We haven't yet managed the 3 pass versions with clubs. I would love to see them!

Notice that for now we are just listing popcorns where the lowest amount of objects juggled is 3. There are however popcorns which go from 2 objects to 4 objects, from 0 to 6 or indeed any combination that you care to think of!

## Siteswap syncopations

Earlier we changed the classic popcorn from 53 to 44. We can now do the opposite and replace any series of throws by their siteswap equivalent. So for example classic popcorn has 3 selfs (siteswap 3) throws which we can replace by any period 3 siteswap. Ie 522, 441, 531, 342…

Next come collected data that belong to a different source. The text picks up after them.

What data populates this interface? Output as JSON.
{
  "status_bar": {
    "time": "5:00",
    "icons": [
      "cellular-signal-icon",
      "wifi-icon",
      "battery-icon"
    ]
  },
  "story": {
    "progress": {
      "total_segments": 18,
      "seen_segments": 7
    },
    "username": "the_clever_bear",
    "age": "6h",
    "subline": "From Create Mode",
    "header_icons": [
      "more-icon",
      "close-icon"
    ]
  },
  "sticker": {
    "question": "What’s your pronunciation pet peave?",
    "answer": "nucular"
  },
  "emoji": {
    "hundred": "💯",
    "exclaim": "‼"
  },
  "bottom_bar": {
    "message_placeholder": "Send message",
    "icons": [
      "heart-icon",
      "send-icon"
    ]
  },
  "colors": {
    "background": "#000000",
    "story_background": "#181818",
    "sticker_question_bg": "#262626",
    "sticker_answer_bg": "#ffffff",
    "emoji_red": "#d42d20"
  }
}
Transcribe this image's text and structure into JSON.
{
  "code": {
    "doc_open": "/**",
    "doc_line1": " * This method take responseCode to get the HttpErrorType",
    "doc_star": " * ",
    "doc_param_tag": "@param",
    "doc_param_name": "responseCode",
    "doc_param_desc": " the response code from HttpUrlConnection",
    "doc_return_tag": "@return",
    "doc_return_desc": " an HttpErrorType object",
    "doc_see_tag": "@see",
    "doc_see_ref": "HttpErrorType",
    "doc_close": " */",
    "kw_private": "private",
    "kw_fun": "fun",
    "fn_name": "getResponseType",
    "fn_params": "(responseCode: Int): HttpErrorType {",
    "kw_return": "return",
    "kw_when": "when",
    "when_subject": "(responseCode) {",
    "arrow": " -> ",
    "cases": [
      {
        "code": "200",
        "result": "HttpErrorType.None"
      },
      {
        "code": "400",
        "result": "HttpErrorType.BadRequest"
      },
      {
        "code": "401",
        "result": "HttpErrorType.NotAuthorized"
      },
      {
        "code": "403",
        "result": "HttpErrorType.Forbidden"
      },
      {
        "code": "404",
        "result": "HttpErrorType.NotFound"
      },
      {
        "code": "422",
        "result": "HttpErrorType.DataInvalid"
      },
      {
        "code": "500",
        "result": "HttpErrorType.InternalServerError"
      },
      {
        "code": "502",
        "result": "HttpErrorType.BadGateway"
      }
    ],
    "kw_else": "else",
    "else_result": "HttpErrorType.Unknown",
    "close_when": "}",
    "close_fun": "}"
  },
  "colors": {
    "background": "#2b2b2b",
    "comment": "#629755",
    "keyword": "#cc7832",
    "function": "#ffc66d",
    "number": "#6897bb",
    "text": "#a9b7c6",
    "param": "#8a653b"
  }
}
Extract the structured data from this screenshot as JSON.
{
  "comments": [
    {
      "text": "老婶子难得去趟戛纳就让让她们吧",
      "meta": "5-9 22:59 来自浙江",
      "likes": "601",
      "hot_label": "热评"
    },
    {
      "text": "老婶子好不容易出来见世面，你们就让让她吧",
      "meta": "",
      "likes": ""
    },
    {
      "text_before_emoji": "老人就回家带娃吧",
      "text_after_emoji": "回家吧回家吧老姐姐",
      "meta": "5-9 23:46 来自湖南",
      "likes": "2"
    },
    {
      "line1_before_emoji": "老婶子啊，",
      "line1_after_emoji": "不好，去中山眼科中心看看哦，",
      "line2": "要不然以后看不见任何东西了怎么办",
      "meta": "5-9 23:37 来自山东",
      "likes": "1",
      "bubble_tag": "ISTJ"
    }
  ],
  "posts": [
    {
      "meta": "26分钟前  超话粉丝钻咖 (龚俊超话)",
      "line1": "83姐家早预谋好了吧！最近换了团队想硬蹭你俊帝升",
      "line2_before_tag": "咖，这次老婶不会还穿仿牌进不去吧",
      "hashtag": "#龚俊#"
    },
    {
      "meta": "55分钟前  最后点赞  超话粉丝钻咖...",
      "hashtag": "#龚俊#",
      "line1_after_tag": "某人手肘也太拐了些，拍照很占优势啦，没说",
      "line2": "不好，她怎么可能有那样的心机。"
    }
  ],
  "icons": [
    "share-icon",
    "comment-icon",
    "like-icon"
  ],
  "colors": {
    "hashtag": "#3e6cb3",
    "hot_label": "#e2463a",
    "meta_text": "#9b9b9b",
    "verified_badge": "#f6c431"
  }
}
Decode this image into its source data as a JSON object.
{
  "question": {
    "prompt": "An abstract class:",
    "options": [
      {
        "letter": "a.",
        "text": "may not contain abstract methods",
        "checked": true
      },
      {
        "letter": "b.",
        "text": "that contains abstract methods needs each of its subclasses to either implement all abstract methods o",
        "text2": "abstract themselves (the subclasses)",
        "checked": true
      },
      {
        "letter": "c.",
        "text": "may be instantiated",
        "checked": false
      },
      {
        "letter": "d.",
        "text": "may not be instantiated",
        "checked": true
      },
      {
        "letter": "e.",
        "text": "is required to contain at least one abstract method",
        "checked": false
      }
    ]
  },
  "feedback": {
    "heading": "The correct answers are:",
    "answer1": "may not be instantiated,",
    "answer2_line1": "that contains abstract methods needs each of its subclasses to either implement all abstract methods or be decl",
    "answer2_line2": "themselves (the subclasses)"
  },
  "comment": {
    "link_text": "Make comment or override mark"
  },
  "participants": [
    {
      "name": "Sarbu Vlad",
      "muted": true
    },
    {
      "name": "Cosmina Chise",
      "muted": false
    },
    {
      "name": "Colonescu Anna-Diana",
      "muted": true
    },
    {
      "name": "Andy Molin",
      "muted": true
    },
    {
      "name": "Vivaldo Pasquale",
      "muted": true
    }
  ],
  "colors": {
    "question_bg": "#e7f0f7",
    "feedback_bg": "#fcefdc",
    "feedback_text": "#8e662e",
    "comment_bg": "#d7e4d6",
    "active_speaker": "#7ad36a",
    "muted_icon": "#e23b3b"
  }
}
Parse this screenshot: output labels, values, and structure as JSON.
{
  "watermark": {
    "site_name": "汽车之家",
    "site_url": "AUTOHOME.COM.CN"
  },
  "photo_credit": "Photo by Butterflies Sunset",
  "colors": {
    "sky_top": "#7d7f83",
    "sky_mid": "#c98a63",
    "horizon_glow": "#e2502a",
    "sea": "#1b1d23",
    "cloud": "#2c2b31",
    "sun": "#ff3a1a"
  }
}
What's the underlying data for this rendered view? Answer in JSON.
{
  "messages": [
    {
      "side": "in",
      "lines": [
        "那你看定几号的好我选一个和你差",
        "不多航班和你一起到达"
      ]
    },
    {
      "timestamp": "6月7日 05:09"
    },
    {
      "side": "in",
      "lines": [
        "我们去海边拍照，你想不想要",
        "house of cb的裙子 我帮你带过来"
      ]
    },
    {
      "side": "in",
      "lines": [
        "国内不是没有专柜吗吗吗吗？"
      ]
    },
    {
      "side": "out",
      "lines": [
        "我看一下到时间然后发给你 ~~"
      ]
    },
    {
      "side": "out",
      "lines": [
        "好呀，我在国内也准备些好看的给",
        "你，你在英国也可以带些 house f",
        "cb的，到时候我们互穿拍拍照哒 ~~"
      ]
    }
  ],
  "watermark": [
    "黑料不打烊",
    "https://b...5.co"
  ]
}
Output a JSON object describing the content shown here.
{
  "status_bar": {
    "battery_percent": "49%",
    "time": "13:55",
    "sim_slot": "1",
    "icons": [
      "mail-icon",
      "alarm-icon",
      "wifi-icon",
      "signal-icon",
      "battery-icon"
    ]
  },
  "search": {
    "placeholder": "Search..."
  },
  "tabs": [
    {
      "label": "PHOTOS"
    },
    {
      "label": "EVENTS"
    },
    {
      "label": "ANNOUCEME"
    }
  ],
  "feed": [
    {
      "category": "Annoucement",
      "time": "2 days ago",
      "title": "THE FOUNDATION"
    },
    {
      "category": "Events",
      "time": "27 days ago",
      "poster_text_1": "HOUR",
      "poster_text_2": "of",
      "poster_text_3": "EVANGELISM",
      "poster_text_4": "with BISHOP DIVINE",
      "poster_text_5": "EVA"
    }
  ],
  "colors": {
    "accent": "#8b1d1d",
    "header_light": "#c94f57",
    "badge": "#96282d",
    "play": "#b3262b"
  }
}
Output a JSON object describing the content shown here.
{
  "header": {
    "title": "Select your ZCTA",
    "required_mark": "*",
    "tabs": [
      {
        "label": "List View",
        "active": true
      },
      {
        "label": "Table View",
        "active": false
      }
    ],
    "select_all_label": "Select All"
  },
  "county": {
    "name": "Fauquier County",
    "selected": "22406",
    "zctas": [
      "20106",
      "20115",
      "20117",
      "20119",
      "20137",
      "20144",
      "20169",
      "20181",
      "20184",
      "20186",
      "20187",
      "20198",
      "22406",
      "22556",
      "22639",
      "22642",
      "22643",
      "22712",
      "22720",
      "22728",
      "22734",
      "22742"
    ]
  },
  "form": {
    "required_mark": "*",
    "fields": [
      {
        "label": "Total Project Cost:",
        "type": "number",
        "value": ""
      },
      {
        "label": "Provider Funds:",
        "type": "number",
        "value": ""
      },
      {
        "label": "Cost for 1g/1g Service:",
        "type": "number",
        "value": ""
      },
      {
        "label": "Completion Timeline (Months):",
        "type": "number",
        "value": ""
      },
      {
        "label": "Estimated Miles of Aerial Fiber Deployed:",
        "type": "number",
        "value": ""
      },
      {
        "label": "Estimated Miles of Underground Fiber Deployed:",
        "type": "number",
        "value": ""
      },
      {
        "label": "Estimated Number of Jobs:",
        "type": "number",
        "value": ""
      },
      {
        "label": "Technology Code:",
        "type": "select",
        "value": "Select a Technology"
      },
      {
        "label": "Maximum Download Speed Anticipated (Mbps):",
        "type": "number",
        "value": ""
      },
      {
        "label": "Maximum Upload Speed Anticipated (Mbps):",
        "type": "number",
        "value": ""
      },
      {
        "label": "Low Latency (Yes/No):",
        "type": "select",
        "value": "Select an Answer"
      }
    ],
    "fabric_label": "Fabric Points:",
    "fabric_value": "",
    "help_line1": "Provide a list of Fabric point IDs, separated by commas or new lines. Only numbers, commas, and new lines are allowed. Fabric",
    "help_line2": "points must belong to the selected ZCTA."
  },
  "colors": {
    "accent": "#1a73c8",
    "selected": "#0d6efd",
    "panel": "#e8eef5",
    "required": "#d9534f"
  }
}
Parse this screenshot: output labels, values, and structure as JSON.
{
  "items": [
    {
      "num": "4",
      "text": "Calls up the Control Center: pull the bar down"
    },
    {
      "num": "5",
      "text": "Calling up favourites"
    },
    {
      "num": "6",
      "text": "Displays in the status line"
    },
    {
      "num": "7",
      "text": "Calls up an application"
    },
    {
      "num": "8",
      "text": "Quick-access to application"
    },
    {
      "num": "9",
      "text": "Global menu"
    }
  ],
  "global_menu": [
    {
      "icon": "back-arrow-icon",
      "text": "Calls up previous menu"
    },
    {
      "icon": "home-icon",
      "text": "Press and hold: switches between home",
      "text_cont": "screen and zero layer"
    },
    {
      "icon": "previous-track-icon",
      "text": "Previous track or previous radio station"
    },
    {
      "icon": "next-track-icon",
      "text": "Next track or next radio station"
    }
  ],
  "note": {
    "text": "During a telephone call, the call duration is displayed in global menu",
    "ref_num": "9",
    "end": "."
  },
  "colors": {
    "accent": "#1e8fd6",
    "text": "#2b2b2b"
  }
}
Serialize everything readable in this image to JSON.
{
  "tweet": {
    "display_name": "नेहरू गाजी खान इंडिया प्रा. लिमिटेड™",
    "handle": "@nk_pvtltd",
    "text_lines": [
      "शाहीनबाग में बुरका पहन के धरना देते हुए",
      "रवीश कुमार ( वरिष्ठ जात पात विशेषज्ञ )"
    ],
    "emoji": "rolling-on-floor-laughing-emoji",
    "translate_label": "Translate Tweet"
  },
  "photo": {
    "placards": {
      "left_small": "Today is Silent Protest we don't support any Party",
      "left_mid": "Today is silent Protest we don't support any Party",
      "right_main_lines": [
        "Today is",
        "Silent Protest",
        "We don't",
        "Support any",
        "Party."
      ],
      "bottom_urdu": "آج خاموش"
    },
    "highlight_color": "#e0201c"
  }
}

The other fun thing one can do is synchopate the passes as well. So for example 334p4p55 can become 335p3p55!

And last but not least you can apply the principle of late and early passes that one does in 4 count passing. So in classic popcorn 444p333 one of the jugglers can do 45p3333. In club passing this could be a crossing triple pass.

## In Conclusion

Up to now we have only considered patterns that leave ground state and return to ground state. There are off course a whole family of patterns where this is not the case. For example one can draw up the chart of popcorns that go from 3 shower to 4 shower. The problem is that we cannot do this without transition throws. The resulting patterns are very interesting but lack the qualities that I would call popcorn. To clarify I would redefine popcorns as going from ground state to ground state. This implies that contrary to what one might think not all passing patterns are popcorns. Next article we will look more in detail at what we mean as ground state as well as all kinds of hybrid popcorns.

I hope that you will find some interesting patterns to play with in the ideas above.

Thanks for Wolfgang Westerboer, JiBe and Jon Skjerning-Rasmussen for their help writing this article.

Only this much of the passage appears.